日本でのステイタスはメルセデスほどでもないにしろ、オーナーは医者と直感してしまう辺り、何かしらのインテリジェンスを感じます。
イギリス車の内装はローバー系も同様に非常にレザーの使い方上手です。
タン系のレザーとウッドのコンビネーションはいかにも高級な英国の雰囲気をかもし出し、これらのムードは現在のミニですら感じることが出来ます。
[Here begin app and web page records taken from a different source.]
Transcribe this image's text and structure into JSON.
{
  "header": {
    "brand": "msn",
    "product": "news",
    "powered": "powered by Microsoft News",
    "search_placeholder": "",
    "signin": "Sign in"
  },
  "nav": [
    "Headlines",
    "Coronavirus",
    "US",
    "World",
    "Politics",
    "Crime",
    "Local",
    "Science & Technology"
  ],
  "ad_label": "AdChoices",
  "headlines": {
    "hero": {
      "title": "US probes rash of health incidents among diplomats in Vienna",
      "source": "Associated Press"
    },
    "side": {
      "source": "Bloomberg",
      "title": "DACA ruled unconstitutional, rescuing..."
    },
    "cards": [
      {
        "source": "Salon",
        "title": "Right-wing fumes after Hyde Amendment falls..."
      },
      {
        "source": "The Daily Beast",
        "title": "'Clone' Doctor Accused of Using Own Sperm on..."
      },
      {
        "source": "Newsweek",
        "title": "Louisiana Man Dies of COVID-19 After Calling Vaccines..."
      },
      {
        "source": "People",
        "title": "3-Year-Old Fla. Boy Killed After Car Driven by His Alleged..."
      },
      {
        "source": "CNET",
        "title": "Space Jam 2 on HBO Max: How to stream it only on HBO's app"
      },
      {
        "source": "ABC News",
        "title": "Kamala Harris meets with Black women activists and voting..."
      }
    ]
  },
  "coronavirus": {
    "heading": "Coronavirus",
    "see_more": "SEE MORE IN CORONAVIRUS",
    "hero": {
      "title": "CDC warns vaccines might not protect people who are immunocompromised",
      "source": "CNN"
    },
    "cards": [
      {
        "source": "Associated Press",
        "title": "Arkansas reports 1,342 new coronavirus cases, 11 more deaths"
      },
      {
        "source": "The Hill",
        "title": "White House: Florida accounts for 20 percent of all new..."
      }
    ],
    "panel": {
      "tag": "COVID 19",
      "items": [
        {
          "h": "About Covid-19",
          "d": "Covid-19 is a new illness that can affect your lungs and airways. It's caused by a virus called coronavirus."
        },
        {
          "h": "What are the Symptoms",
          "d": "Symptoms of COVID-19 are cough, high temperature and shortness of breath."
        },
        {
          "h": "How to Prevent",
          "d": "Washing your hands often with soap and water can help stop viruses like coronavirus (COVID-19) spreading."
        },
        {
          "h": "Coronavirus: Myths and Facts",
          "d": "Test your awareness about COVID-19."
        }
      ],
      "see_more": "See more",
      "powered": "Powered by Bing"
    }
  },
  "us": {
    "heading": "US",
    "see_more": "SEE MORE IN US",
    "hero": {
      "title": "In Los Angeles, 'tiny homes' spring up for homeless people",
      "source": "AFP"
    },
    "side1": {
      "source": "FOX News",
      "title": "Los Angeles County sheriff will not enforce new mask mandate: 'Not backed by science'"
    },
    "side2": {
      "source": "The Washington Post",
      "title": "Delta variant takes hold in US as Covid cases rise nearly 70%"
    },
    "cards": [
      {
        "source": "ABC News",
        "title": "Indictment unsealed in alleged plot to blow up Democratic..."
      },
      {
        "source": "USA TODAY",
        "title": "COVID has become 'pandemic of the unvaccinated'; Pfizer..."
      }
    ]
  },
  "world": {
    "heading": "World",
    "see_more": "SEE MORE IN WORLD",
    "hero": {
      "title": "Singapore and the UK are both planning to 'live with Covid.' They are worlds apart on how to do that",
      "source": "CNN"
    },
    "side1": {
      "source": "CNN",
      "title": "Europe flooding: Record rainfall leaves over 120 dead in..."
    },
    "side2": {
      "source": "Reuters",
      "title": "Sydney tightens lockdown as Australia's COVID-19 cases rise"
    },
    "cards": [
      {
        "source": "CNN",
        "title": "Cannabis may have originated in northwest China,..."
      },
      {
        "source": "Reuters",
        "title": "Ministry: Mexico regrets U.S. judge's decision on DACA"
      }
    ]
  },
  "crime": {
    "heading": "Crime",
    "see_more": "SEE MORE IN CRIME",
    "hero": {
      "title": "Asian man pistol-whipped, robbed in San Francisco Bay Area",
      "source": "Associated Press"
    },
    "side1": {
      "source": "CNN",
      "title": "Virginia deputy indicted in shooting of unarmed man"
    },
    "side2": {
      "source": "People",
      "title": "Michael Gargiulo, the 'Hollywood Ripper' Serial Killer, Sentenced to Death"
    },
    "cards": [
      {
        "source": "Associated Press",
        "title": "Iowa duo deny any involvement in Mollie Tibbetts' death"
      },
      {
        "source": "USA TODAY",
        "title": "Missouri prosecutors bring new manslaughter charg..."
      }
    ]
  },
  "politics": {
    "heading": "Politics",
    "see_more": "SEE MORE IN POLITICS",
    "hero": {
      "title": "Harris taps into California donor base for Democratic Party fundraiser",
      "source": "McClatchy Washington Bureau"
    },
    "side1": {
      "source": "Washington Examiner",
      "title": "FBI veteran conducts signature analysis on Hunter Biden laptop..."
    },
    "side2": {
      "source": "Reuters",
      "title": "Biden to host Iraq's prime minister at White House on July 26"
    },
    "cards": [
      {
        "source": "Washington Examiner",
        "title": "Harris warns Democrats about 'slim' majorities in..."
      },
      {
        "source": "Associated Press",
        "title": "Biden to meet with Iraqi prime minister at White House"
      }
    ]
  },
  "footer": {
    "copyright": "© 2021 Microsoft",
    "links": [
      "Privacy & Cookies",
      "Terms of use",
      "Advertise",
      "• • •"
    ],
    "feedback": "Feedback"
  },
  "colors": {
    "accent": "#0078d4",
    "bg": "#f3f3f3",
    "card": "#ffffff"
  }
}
絶妙なコノリー感覚です。
イタリア(ランチアやマセラッティ)とはまた別のレザー感覚です。
例えば、トヨタのプログレが最近のトヨタにはない、気品ある内装になっています。
何処から見ても英国の感覚を取り入れていることは明白で、落ち着いた高級感を感じます。
ロードスターがイギリスのライトウエイトスポーツと比較されて販売され始めたのが、1989年のこと。
ロータスエランやMGなどとの比較対照にされていました。
しかし、今思うと 初代ロードスターの感覚はやはり英国車を好む日本人による日本車のテイストであり、現在のロードスターはアメリカ意識を感ずるモディファイであるように思えて仕方ありません。
VスペシャルがBRGのカラーを意識していようとも、タン系のレザーで内装やナルディで固めていても、やはりヨーロッパを意識する日本人の感覚なのです。
違った見方をすれば世界中で大ヒットした車造りは賞賛に値するもので、その独特のオリジナリティを世界中が認めたことになります。
やはり多くの人から愛されるべき車は必ず独特の雰囲気があります。
ここで敢えて独特と言い切るのは、実際にロータスエラン(60'S)と横に並べて比較をすると分かります。
やっぱり雰囲気は違うのです。
そんなことを考えて改めてロードスターを見ると完全ノーマルのロードスターも決して悪くないです.。
チューニング屋のマルハとしては失言になりますが。